Every stage of life, every age has its right and its responsibilities. The development of a human being cannot only be understood as a linear path towards a goal. All stations in life stand for themselves, as necessary facets of life experience and their possibilities and duties for both the individual and the entire society. The adult human being should recognize, accept and use his position in the here and now. The exchange with all other generations of all ages – even with the deceased – plays an important role at it. The fear of mortality and death is, among other things, a symptom of the fragmented individual society.
A basic prerequisite for a healthy, happy life is to regard it as an eternal cycle. The mediation of this knowledge was the core aspect of the pre-Christian, European religion, and of Europe-wide traditions and cultures. This way of life and vision can not be acquired behind walls in theoretical books. Instead, the nature and the circulatory character of life itself is the teacher. In order to understand this, a cross-generational life close to nature is necessary.
In a homogeneous society with an evenly distributed amount of generations, the illusion of time vanishes entirely, or it restricts itself to only a few years. The consciousness opens up a window in the past and the future, and it will understand that the perceived temporal distances are only a consequence of the separation from the circular character of life within the mind of the individual.

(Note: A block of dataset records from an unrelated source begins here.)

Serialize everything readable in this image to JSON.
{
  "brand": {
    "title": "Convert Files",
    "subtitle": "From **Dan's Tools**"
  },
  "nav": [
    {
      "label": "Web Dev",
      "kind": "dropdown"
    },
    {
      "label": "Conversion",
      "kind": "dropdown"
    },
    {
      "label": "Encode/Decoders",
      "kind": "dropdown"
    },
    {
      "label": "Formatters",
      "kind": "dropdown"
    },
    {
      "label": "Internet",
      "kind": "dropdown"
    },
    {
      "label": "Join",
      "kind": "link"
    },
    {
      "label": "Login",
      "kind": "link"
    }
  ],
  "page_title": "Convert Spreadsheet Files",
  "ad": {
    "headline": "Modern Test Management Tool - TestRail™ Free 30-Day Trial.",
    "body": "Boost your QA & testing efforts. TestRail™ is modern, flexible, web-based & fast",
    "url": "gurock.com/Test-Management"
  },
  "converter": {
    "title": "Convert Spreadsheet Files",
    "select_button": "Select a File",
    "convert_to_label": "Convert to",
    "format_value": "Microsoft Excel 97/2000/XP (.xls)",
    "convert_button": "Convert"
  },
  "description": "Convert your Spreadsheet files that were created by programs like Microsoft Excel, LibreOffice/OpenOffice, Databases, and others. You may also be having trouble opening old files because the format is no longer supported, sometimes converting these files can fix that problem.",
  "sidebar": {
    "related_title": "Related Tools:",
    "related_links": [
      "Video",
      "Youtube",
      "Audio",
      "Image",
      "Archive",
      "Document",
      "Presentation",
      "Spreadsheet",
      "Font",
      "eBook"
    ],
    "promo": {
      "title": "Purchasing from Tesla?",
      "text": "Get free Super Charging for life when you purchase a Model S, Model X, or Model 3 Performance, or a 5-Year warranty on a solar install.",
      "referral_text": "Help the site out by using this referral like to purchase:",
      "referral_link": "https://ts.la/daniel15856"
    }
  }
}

Sure, if a clock is run for a thousand years, while people are born, lived and dying – so a thousand years with all its countless events and emotions has passed. The wealth of experiences emotions can hardly be measured. If, however, the observed society is manageable in the number of its members living at the same time, and homogeneous over generations, so that the grandparents perceive themselfes in their grandchildren, does not the term „time“ becomes insignificant? The elderly and the deceased live on in the younger generation, re-emerge through them, learn again, and are reminded of their past lives through traditions, stories and relics. Thus these thousand measured years may have passed, however, the people are still the same.
Temporary natural catastrophes and hardship will not alter the basic nature of this community, as long as the landscape in which these specific people are rooted is preserved or replaced by a new settlement of a similar natural environment. I am also of the opinion that such a community can not be changed in the sense of adaptation by a change of location to a soulless landscape. Perhaps it is a question of definition, but such a so-called adaptation would, according to my understanding, be equivalent to a repression of the original very own culture and thus lead to a creeping extinction. It would be the beginning of a new society, a new species and culture – not the adaptive change of the previous ones.
Each individual person is an expression of the biological and cultural totality of his species community and does not need to fear the transience of his own physical appearance. He will return and blossom again, just as the flowers spring up from the womb of the earth in spring and stretch towards the sun.